The startup counts Ian Hodson — the former head of Google’s text-to-speech program … The market for text-to-speech applications is expected to grow to $3 billion by 2022, according to Research and Markets, and sales of digital assistants could hit $4 billion by the same year.

So, it’s time to look for open source alternatives.

Mozilla Firefox

In Firefox WebSpeech API is hidden behind a feature flag media.webspeech.recognition.enable in about:config.
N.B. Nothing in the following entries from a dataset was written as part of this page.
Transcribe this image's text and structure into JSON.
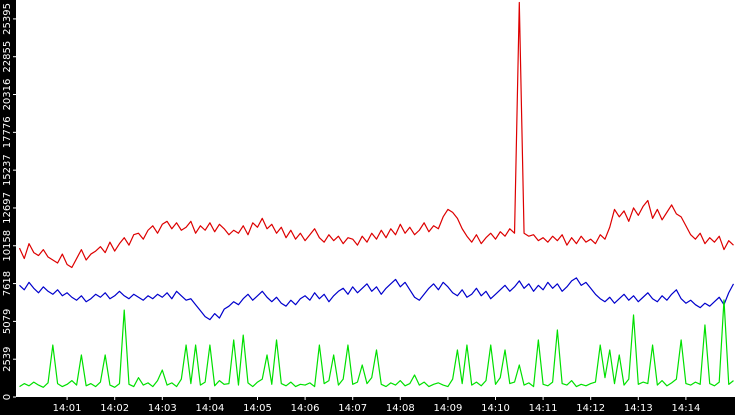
{
  "chart_data": {
    "type": "line",
    "categories": [
      null,
      null,
      null,
      null,
      null,
      null,
      null,
      null,
      null,
      null,
      "14:01",
      null,
      null,
      null,
      null,
      null,
      null,
      null,
      null,
      null,
      "14:02",
      null,
      null,
      null,
      null,
      null,
      null,
      null,
      null,
      null,
      "14:03",
      null,
      null,
      null,
      null,
      null,
      null,
      null,
      null,
      null,
      "14:04",
      null,
      null,
      null,
      null,
      null,
      null,
      null,
      null,
      null,
      "14:05",
      null,
      null,
      null,
      null,
      null,
      null,
      null,
      null,
      null,
      "14:06",
      null,
      null,
      null,
      null,
      null,
      null,
      null,
      null,
      null,
      "14:07",
      null,
      null,
      null,
      null,
      null,
      null,
      null,
      null,
      null,
      "14:08",
      null,
      null,
      null,
      null,
      null,
      null,
      null,
      null,
      null,
      "14:09",
      null,
      null,
      null,
      null,
      null,
      null,
      null,
      null,
      null,
      "14:10",
      null,
      null,
      null,
      null,
      null,
      null,
      null,
      null,
      null,
      "14:11",
      null,
      null,
      null,
      null,
      null,
      null,
      null,
      null,
      null,
      "14:12",
      null,
      null,
      null,
      null,
      null,
      null,
      null,
      null,
      null,
      "14:13",
      null,
      null,
      null,
      null,
      null,
      null,
      null,
      null,
      null,
      "14:14",
      null,
      null,
      null,
      null,
      null,
      null,
      null,
      null,
      null,
      null
    ],
    "series": [
      {
        "color": "#dd0000",
        "values": [
          10000,
          9300,
          10300,
          9700,
          9500,
          9900,
          9400,
          9200,
          9000,
          9600,
          8900,
          8700,
          9300,
          9900,
          9200,
          9600,
          9800,
          10100,
          9700,
          10400,
          9800,
          10300,
          10700,
          10200,
          10900,
          11000,
          10600,
          11200,
          11500,
          11000,
          11600,
          11800,
          11300,
          11700,
          11200,
          11400,
          11800,
          11000,
          11500,
          11200,
          11700,
          11100,
          11600,
          11300,
          10900,
          11200,
          11000,
          11500,
          10900,
          11700,
          11400,
          12000,
          11300,
          11600,
          11000,
          11400,
          10700,
          11200,
          10600,
          11000,
          10500,
          10900,
          11300,
          10700,
          10400,
          10900,
          10500,
          10800,
          10300,
          10700,
          10600,
          10200,
          10800,
          10400,
          11000,
          10600,
          11200,
          10700,
          11300,
          10900,
          11600,
          11000,
          11400,
          10900,
          11200,
          11700,
          11100,
          11500,
          11300,
          12100,
          12600,
          12400,
          12000,
          11300,
          10800,
          10400,
          10900,
          10300,
          10700,
          11000,
          10600,
          11100,
          10800,
          11300,
          11000,
          26500,
          11000,
          10800,
          10900,
          10500,
          10700,
          10400,
          10800,
          10500,
          10900,
          10200,
          10700,
          10300,
          10800,
          10400,
          10600,
          10300,
          10900,
          10600,
          11400,
          12600,
          12100,
          12500,
          11800,
          12700,
          12200,
          12800,
          13200,
          12000,
          12600,
          11900,
          12400,
          12900,
          12300,
          12100,
          11500,
          10900,
          10600,
          11000,
          10300,
          10700,
          10400,
          10800,
          9900,
          10500,
          10200
        ]
      },
      {
        "color": "#0000cc",
        "values": [
          7500,
          7200,
          7700,
          7300,
          7000,
          7400,
          7100,
          6900,
          7200,
          6800,
          7000,
          6700,
          6500,
          6800,
          6400,
          6600,
          6900,
          6700,
          7000,
          6600,
          6800,
          7100,
          6800,
          6600,
          6900,
          6700,
          6500,
          6800,
          6600,
          6900,
          6700,
          7000,
          6600,
          7100,
          6800,
          6500,
          6600,
          6200,
          5800,
          5400,
          5200,
          5600,
          5300,
          5900,
          6100,
          6400,
          6200,
          6600,
          6900,
          6500,
          6800,
          7100,
          6700,
          6400,
          6700,
          6300,
          6100,
          6500,
          6200,
          6600,
          6800,
          6500,
          7000,
          6600,
          6900,
          6400,
          6800,
          7100,
          7300,
          6900,
          7400,
          7000,
          7300,
          7600,
          7100,
          7400,
          6900,
          7300,
          7600,
          7900,
          7400,
          7700,
          7200,
          6700,
          6500,
          6900,
          7300,
          7600,
          7200,
          7700,
          7400,
          7000,
          6800,
          7200,
          6700,
          6900,
          7300,
          6800,
          7100,
          6600,
          6900,
          7200,
          7500,
          7100,
          7400,
          7800,
          7300,
          7600,
          7100,
          7500,
          7200,
          7700,
          7300,
          7600,
          7100,
          7400,
          7800,
          8000,
          7500,
          7700,
          7300,
          6900,
          6600,
          6400,
          6700,
          6300,
          6600,
          6900,
          6500,
          6800,
          6400,
          6700,
          7000,
          6600,
          6400,
          6800,
          6500,
          6900,
          7200,
          6600,
          6300,
          6500,
          6200,
          6000,
          6300,
          6100,
          6400,
          6700,
          6200,
          7000,
          7600
        ]
      },
      {
        "color": "#00e000",
        "values": [
          700,
          900,
          750,
          1000,
          800,
          650,
          950,
          3490,
          900,
          700,
          850,
          1100,
          800,
          2820,
          750,
          900,
          700,
          1000,
          2820,
          800,
          650,
          900,
          5840,
          850,
          700,
          1300,
          800,
          950,
          700,
          1100,
          1810,
          800,
          950,
          700,
          1200,
          3490,
          900,
          3490,
          800,
          1000,
          3490,
          750,
          1100,
          850,
          900,
          3830,
          800,
          4160,
          950,
          700,
          1000,
          1200,
          2820,
          850,
          3830,
          900,
          750,
          1000,
          700,
          850,
          800,
          950,
          700,
          3490,
          900,
          1100,
          2820,
          800,
          1200,
          3490,
          850,
          1000,
          2150,
          900,
          1300,
          3160,
          850,
          700,
          950,
          800,
          1100,
          750,
          900,
          1480,
          800,
          1000,
          700,
          850,
          950,
          800,
          700,
          1200,
          3160,
          900,
          3490,
          800,
          1000,
          750,
          1100,
          3490,
          850,
          1300,
          3160,
          900,
          1000,
          2150,
          800,
          950,
          700,
          3830,
          850,
          750,
          1000,
          4500,
          900,
          800,
          1100,
          700,
          850,
          750,
          900,
          1000,
          3490,
          1300,
          3160,
          900,
          2820,
          800,
          1200,
          5510,
          850,
          1000,
          900,
          3490,
          800,
          1100,
          750,
          950,
          1200,
          3830,
          900,
          800,
          1000,
          850,
          4840,
          900,
          750,
          1000,
          6520,
          850,
          1100
        ]
      }
    ],
    "ylim": [
      0,
      26665
    ],
    "yticks": [
      0,
      2539,
      5079,
      7618,
      10158,
      12697,
      15237,
      17776,
      20316,
      22855,
      25395
    ]
  }
}
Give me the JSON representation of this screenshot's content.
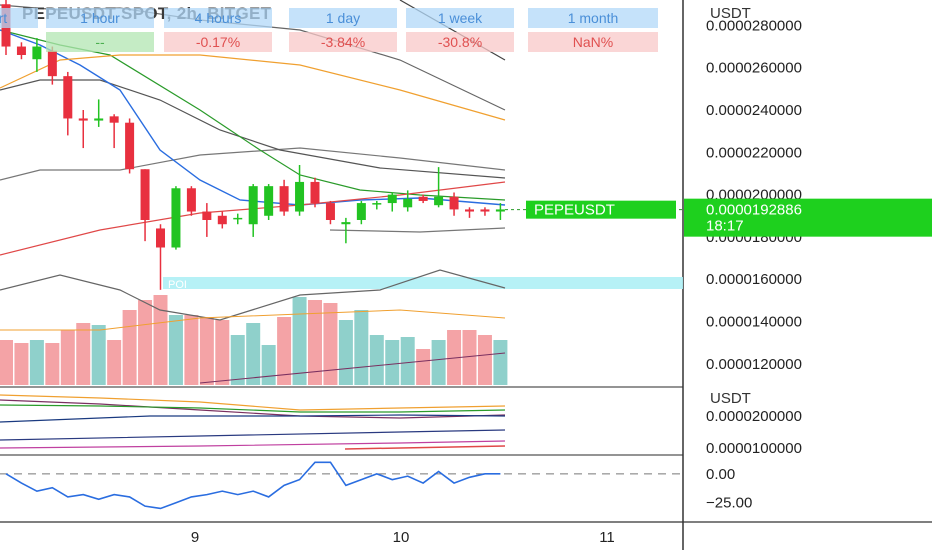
{
  "header": {
    "title": "PEPEUSDT SPOT, 2h, BITGET",
    "timeframes": [
      {
        "label": "art",
        "change": ""
      },
      {
        "label": "1 hour",
        "change": "--"
      },
      {
        "label": "4 hours",
        "change": "-0.17%"
      },
      {
        "label": "1 day",
        "change": "-3.84%"
      },
      {
        "label": "1 week",
        "change": "-30.8%"
      },
      {
        "label": "1 month",
        "change": "NaN%"
      }
    ]
  },
  "colors": {
    "up": "#22c322",
    "down": "#e8303f",
    "vol_up": "#8fd0cb",
    "vol_down": "#f4a3a6",
    "poi": "#aef0f5",
    "price_tag": "#1ed01e"
  },
  "chart_data": [
    {
      "type": "candlestick",
      "title": "PEPEUSDT SPOT, 2h, BITGET",
      "ylabel": "USDT",
      "ylim": [
        1.1e-07,
        2.92e-07
      ],
      "y_ticks": [
        "0.0000280000",
        "0.0000260000",
        "0.0000240000",
        "0.0000220000",
        "0.0000200000",
        "0.0000180000",
        "0.0000160000",
        "0.0000140000",
        "0.0000120000"
      ],
      "x_ticks": [
        "9",
        "10",
        "11"
      ],
      "last_price": {
        "symbol": "PEPEUSDT",
        "value": "0.0000192886",
        "countdown": "18:17"
      },
      "annotation": "POI",
      "candles": [
        {
          "o": 2.9e-07,
          "h": 2.92e-07,
          "l": 2.66e-07,
          "c": 2.7e-07
        },
        {
          "o": 2.7e-07,
          "h": 2.72e-07,
          "l": 2.64e-07,
          "c": 2.66e-07
        },
        {
          "o": 2.64e-07,
          "h": 2.74e-07,
          "l": 2.58e-07,
          "c": 2.7e-07
        },
        {
          "o": 2.68e-07,
          "h": 2.7e-07,
          "l": 2.52e-07,
          "c": 2.56e-07
        },
        {
          "o": 2.56e-07,
          "h": 2.58e-07,
          "l": 2.28e-07,
          "c": 2.36e-07
        },
        {
          "o": 2.36e-07,
          "h": 2.4e-07,
          "l": 2.22e-07,
          "c": 2.35e-07
        },
        {
          "o": 2.35e-07,
          "h": 2.45e-07,
          "l": 2.32e-07,
          "c": 2.36e-07
        },
        {
          "o": 2.37e-07,
          "h": 2.38e-07,
          "l": 2.22e-07,
          "c": 2.34e-07
        },
        {
          "o": 2.34e-07,
          "h": 2.36e-07,
          "l": 2.1e-07,
          "c": 2.12e-07
        },
        {
          "o": 2.12e-07,
          "h": 2.12e-07,
          "l": 1.78e-07,
          "c": 1.88e-07
        },
        {
          "o": 1.84e-07,
          "h": 1.86e-07,
          "l": 1.55e-07,
          "c": 1.75e-07
        },
        {
          "o": 1.75e-07,
          "h": 2.04e-07,
          "l": 1.74e-07,
          "c": 2.03e-07
        },
        {
          "o": 2.03e-07,
          "h": 2.04e-07,
          "l": 1.9e-07,
          "c": 1.92e-07
        },
        {
          "o": 1.92e-07,
          "h": 1.96e-07,
          "l": 1.8e-07,
          "c": 1.88e-07
        },
        {
          "o": 1.9e-07,
          "h": 1.92e-07,
          "l": 1.84e-07,
          "c": 1.86e-07
        },
        {
          "o": 1.89e-07,
          "h": 1.91e-07,
          "l": 1.86e-07,
          "c": 1.89e-07
        },
        {
          "o": 1.86e-07,
          "h": 2.05e-07,
          "l": 1.8e-07,
          "c": 2.04e-07
        },
        {
          "o": 1.9e-07,
          "h": 2.05e-07,
          "l": 1.88e-07,
          "c": 2.04e-07
        },
        {
          "o": 2.04e-07,
          "h": 2.07e-07,
          "l": 1.9e-07,
          "c": 1.92e-07
        },
        {
          "o": 1.92e-07,
          "h": 2.14e-07,
          "l": 1.9e-07,
          "c": 2.06e-07
        },
        {
          "o": 2.06e-07,
          "h": 2.08e-07,
          "l": 1.94e-07,
          "c": 1.96e-07
        },
        {
          "o": 1.96e-07,
          "h": 1.97e-07,
          "l": 1.86e-07,
          "c": 1.88e-07
        },
        {
          "o": 1.86e-07,
          "h": 1.89e-07,
          "l": 1.77e-07,
          "c": 1.87e-07
        },
        {
          "o": 1.88e-07,
          "h": 1.97e-07,
          "l": 1.86e-07,
          "c": 1.96e-07
        },
        {
          "o": 1.96e-07,
          "h": 1.97e-07,
          "l": 1.93e-07,
          "c": 1.96e-07
        },
        {
          "o": 1.96e-07,
          "h": 2.01e-07,
          "l": 1.92e-07,
          "c": 2e-07
        },
        {
          "o": 1.94e-07,
          "h": 2.02e-07,
          "l": 1.92e-07,
          "c": 1.98e-07
        },
        {
          "o": 1.99e-07,
          "h": 2e-07,
          "l": 1.96e-07,
          "c": 1.97e-07
        },
        {
          "o": 1.95e-07,
          "h": 2.13e-07,
          "l": 1.94e-07,
          "c": 1.99e-07
        },
        {
          "o": 1.99e-07,
          "h": 2.01e-07,
          "l": 1.9e-07,
          "c": 1.93e-07
        },
        {
          "o": 1.93e-07,
          "h": 1.94e-07,
          "l": 1.89e-07,
          "c": 1.92e-07
        },
        {
          "o": 1.93e-07,
          "h": 1.94e-07,
          "l": 1.9e-07,
          "c": 1.92e-07
        },
        {
          "o": 1.92e-07,
          "h": 1.96e-07,
          "l": 1.88e-07,
          "c": 1.93e-07
        }
      ]
    },
    {
      "type": "line",
      "ylabel": "USDT",
      "y_ticks": [
        "0.0000200000",
        "0.0000100000"
      ]
    },
    {
      "type": "line",
      "y_ticks": [
        "0.00",
        "−25.00"
      ],
      "ylim": [
        -40,
        12
      ],
      "values": [
        0,
        -8,
        -15,
        -12,
        -20,
        -18,
        -22,
        -18,
        -20,
        -28,
        -30,
        -25,
        -20,
        -18,
        -15,
        -18,
        -15,
        -20,
        -10,
        -5,
        10,
        10,
        -10,
        -5,
        0,
        -5,
        -2,
        -8,
        2,
        -8,
        -3,
        0,
        0
      ]
    }
  ]
}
A plain text search on Github mirror for speech recognition reveals SpeechRecognition.cpp in Firefox that seems to be using external project — PocketSphinx 🎉

Sound promising but let’s dig deeper using better code navigation for Firefox codebase.

Mozilla organization does not use Kythe, but did amazing engineering and built it’s own search & navigation engine for source code — DXR.

On a hosted instance nsISpeechRecognitionService.hcan be found with @mozilla.org/webspeech/service;1?name= but nothing else really shows up 😕

Existing documentation developer documentation seems to confirm the guess but is a bit outdated — PocketSphinxSpeechRecognitionService there is no such class anywhere in the codebase.

And indeed, it was introduced in 2014 and in Sep 2017 all code that depends on PoketSphinx has been removed under bug 1396158.

So it seems like by the of 2018 in Firefox:

So most probably a hackweek demo by the end of the week for a project with WebSpeech API will not be using Firefox in 2018.

Conclusions

  • Only Chromium and Firefox-based browsers have WebSpeech API exposed
  • Chromium: as of the end of 2018, it seems to be the only implementation of speech recognition API that actually works. It’s online, so it sends all recorded audio data to a service https://www.google.com/speech-api/full-duplex/v1
  • Chromium: there are no public plans for on-device offline speech recognition. (Feature request was closed with WontFix)
  • Chromium: by default, online speech recognition service filters for “bad words” and returns `***`
  • Firefox: as of the end of 2018 an old offline pocketsphinx-based implementation of recognition was removed, and there is no implementation of this API yet.
  • Firefox: there is a WIP patch with an implementation of online speech recognition through a service https://speaktome-2.services.mozilla.com
  • Firefox: there is an unconfirmed plan to add an offline recognition though DeepSpeech project

Disclaimer: this is just a series of educated guesses.
All options are personal and the author is not a browser developer.